PHYSICS 580                                                                                                            Fall 2006

 

HINTS FOR DEBUGGING

 

A “bug” is an error in your program. (For an interesting history of the term “bug”, see http://www.jamesshuggins.com/h/tek1/first_computer_bug.htm )  Almost no one writes a bug-free program from scratch the first time. According to lore, the standard for the software industry is 10 lines of error-free code per programmer per day.

Broadly speaking, there are two classes of bugs: bugs that cause your program to crash, and bugs that give you wrong answers.

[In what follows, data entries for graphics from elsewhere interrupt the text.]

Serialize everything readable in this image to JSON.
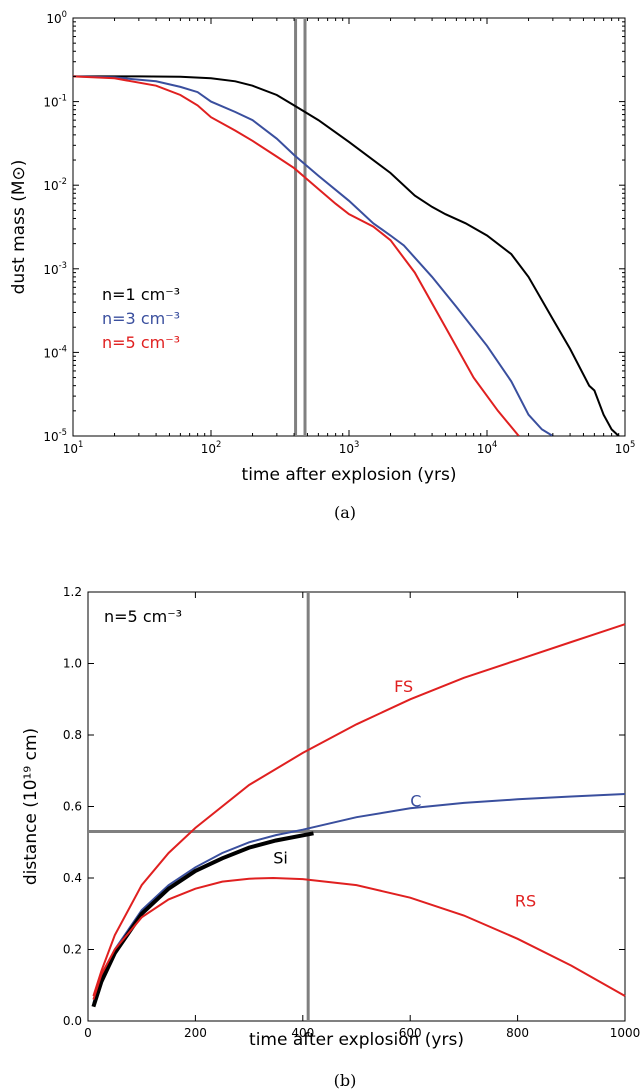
{
  "chart_data": [
    {
      "type": "line",
      "panel_label": "(a)",
      "xlabel": "time after explosion (yrs)",
      "ylabel": "dust mass (M⊙)",
      "x_scale": "log",
      "y_scale": "log",
      "xlim": [
        10,
        100000
      ],
      "ylim": [
        1e-05,
        1
      ],
      "x_ticks": [
        {
          "value": 10,
          "base": "10",
          "exp": "1"
        },
        {
          "value": 100,
          "base": "10",
          "exp": "2"
        },
        {
          "value": 1000,
          "base": "10",
          "exp": "3"
        },
        {
          "value": 10000,
          "base": "10",
          "exp": "4"
        },
        {
          "value": 100000,
          "base": "10",
          "exp": "5"
        }
      ],
      "y_ticks": [
        {
          "value": 1e-05,
          "base": "10",
          "exp": "-5"
        },
        {
          "value": 0.0001,
          "base": "10",
          "exp": "-4"
        },
        {
          "value": 0.001,
          "base": "10",
          "exp": "-3"
        },
        {
          "value": 0.01,
          "base": "10",
          "exp": "-2"
        },
        {
          "value": 0.1,
          "base": "10",
          "exp": "-1"
        },
        {
          "value": 1,
          "base": "10",
          "exp": "0"
        }
      ],
      "vertical_lines": [
        410,
        480
      ],
      "legend_placement": "lower-left",
      "series": [
        {
          "name": "n=1 cm⁻³",
          "color": "#000000",
          "x": [
            10,
            30,
            60,
            100,
            150,
            200,
            300,
            400,
            600,
            1000,
            2000,
            3000,
            4000,
            5000,
            7000,
            10000,
            15000,
            20000,
            30000,
            40000,
            55000,
            60000,
            70000,
            80000,
            90000
          ],
          "y": [
            0.2,
            0.2,
            0.198,
            0.19,
            0.175,
            0.155,
            0.12,
            0.09,
            0.06,
            0.033,
            0.014,
            0.0075,
            0.0055,
            0.0045,
            0.0035,
            0.0025,
            0.0015,
            0.0008,
            0.00025,
            0.00011,
            4e-05,
            3.5e-05,
            1.8e-05,
            1.2e-05,
            1e-05
          ]
        },
        {
          "name": "n=3 cm⁻³",
          "color": "#3a4f9e",
          "x": [
            10,
            20,
            40,
            60,
            80,
            100,
            150,
            200,
            300,
            400,
            600,
            1000,
            1500,
            2000,
            2500,
            4000,
            6000,
            10000,
            15000,
            20000,
            25000,
            30000
          ],
          "y": [
            0.2,
            0.195,
            0.175,
            0.15,
            0.13,
            0.1,
            0.075,
            0.06,
            0.036,
            0.023,
            0.013,
            0.0065,
            0.0035,
            0.0025,
            0.0019,
            0.0008,
            0.00035,
            0.00012,
            4.5e-05,
            1.8e-05,
            1.2e-05,
            1e-05
          ]
        },
        {
          "name": "n=5 cm⁻³",
          "color": "#e02020",
          "x": [
            10,
            20,
            40,
            60,
            80,
            100,
            150,
            200,
            300,
            400,
            600,
            800,
            1000,
            1500,
            2000,
            3000,
            5000,
            8000,
            12000,
            17000
          ],
          "y": [
            0.2,
            0.19,
            0.155,
            0.12,
            0.09,
            0.065,
            0.045,
            0.034,
            0.022,
            0.016,
            0.009,
            0.006,
            0.0045,
            0.0032,
            0.0022,
            0.0009,
            0.0002,
            5e-05,
            2e-05,
            1e-05
          ]
        }
      ]
    },
    {
      "type": "line",
      "panel_label": "(b)",
      "xlabel": "time after explosion (yrs)",
      "ylabel": "distance (10¹⁹ cm)",
      "xlim": [
        0,
        1000
      ],
      "ylim": [
        0,
        1.2
      ],
      "x_ticks": [
        "0",
        "200",
        "400",
        "600",
        "800",
        "1000"
      ],
      "y_ticks": [
        "0.0",
        "0.2",
        "0.4",
        "0.6",
        "0.8",
        "1.0",
        "1.2"
      ],
      "annotation": "n=5 cm⁻³",
      "vertical_line": 410,
      "horizontal_line": 0.53,
      "series": [
        {
          "name": "FS",
          "color": "#e02020",
          "x": [
            10,
            25,
            50,
            100,
            150,
            200,
            300,
            400,
            500,
            600,
            700,
            800,
            900,
            1000
          ],
          "y": [
            0.07,
            0.14,
            0.24,
            0.38,
            0.47,
            0.54,
            0.66,
            0.75,
            0.83,
            0.9,
            0.96,
            1.01,
            1.06,
            1.11
          ]
        },
        {
          "name": "C",
          "color": "#3a4f9e",
          "x": [
            10,
            25,
            50,
            100,
            150,
            200,
            250,
            300,
            350,
            400,
            500,
            600,
            700,
            800,
            900,
            1000
          ],
          "y": [
            0.05,
            0.12,
            0.2,
            0.31,
            0.38,
            0.43,
            0.47,
            0.5,
            0.52,
            0.535,
            0.57,
            0.595,
            0.61,
            0.62,
            0.628,
            0.635
          ]
        },
        {
          "name": "Si",
          "color": "#000000",
          "x": [
            10,
            25,
            50,
            100,
            150,
            200,
            250,
            300,
            350,
            420
          ],
          "y": [
            0.04,
            0.11,
            0.19,
            0.3,
            0.37,
            0.42,
            0.455,
            0.485,
            0.505,
            0.525
          ]
        },
        {
          "name": "RS",
          "color": "#e02020",
          "x": [
            10,
            25,
            50,
            100,
            150,
            200,
            250,
            300,
            345,
            400,
            500,
            600,
            700,
            800,
            900,
            1000
          ],
          "y": [
            0.06,
            0.13,
            0.2,
            0.29,
            0.34,
            0.37,
            0.39,
            0.398,
            0.4,
            0.397,
            0.38,
            0.345,
            0.295,
            0.23,
            0.155,
            0.07
          ]
        }
      ]
    }
  ]
}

There exist debugging tools that can be very useful; they are, however, platform dependent and so I will not discuss them. Such tools simplify the process discussed below. In general you have to compile the code with the right switch, such as –g, to make it amenable to use with a debugger. Keep in mind that code compiled with the debug switch generally runs very slow.

 

Writing short routines and including error traps will help enormously in finding bugs.

 

Staring at code generally does not help you find bugs, except for elementary mistakes in syntax. Even for experts.

 

Common culprits that cause crashes and/or erroneous answers:

Arrays out-of-bounds. An array is dimensioned to, say, 100, but you write to element 101. This can lead to nasty consequences. But sometimes nothing at all happens. This is easily founds with a check-bounds switch while compiling (usually –CB (Intel compiler) or –fcheck-bounds (native Linux compiler, at least old versions)).

Mismatched calls for subroutines/functions. If you declare

subroutine multiply(n,a,b,c,errflag)

but then

call multiply(n,a,b,c).

Mismatched declaration: In the above, if you declare the variable a to be real in one part of the code but double precision in the subroutine. Similarly if the arrays have incongruent dimensions.

Failure to initialize variables. When you have a variable, some compilers will initialize it to zero...but not all. Thus the following routine

do i = 1,100

  if(i/2*2 .eq. i)nevens = nevens+1

enddo

could give a nonsensical answer, because you didn’t initialize nevens = 0.

 

Beyond the above, you may have simply made a mistake in your algorithm or logic. There is no single route to finding a bug. Most broadly:

-- Build your code from the ground up. Test each subroutine as your create it. Don’t wait until the very end to test it—it will be harder to find where the bug is. For example, if you are writing a code to do multidimensional quadrature, test your 1D integration routine separately and first.

--Think of simple test cases for which you know the correct answer. Test thoroughly and obsessively. Don’t do just one test and assume your code is correct; it probably isn’t.

-- If you compare to another person’s code, don’t just look at the code itself; in the context of this course, that would be cheating, and besides, this method doesn’t work for large, complex codes. Instead, look at some intermediate results where you can compare the inner workings of the two codes. For example, suppose you are writing a multidimensional quadrature code using Gauss-Hermite quadrature, and your friend has a working code that does multidimensional quadrature using Bode’s rule. You can compare 1-D or 2-D results. If you are not using a debugger, this generally means using lots of write statements. Get used to it.

 

Again, I cannot emphasize enough the importance of validation through test cases. Try as many variations as practical. Assume something is wrong with you code, and try to find it.

(A good way, incidentally, is to hand over your code to a colleague and let them try it out. They won’t have the same unconscious assumptions as you and may very quickly find either bugs in your code, or something awkward in the way your code works.)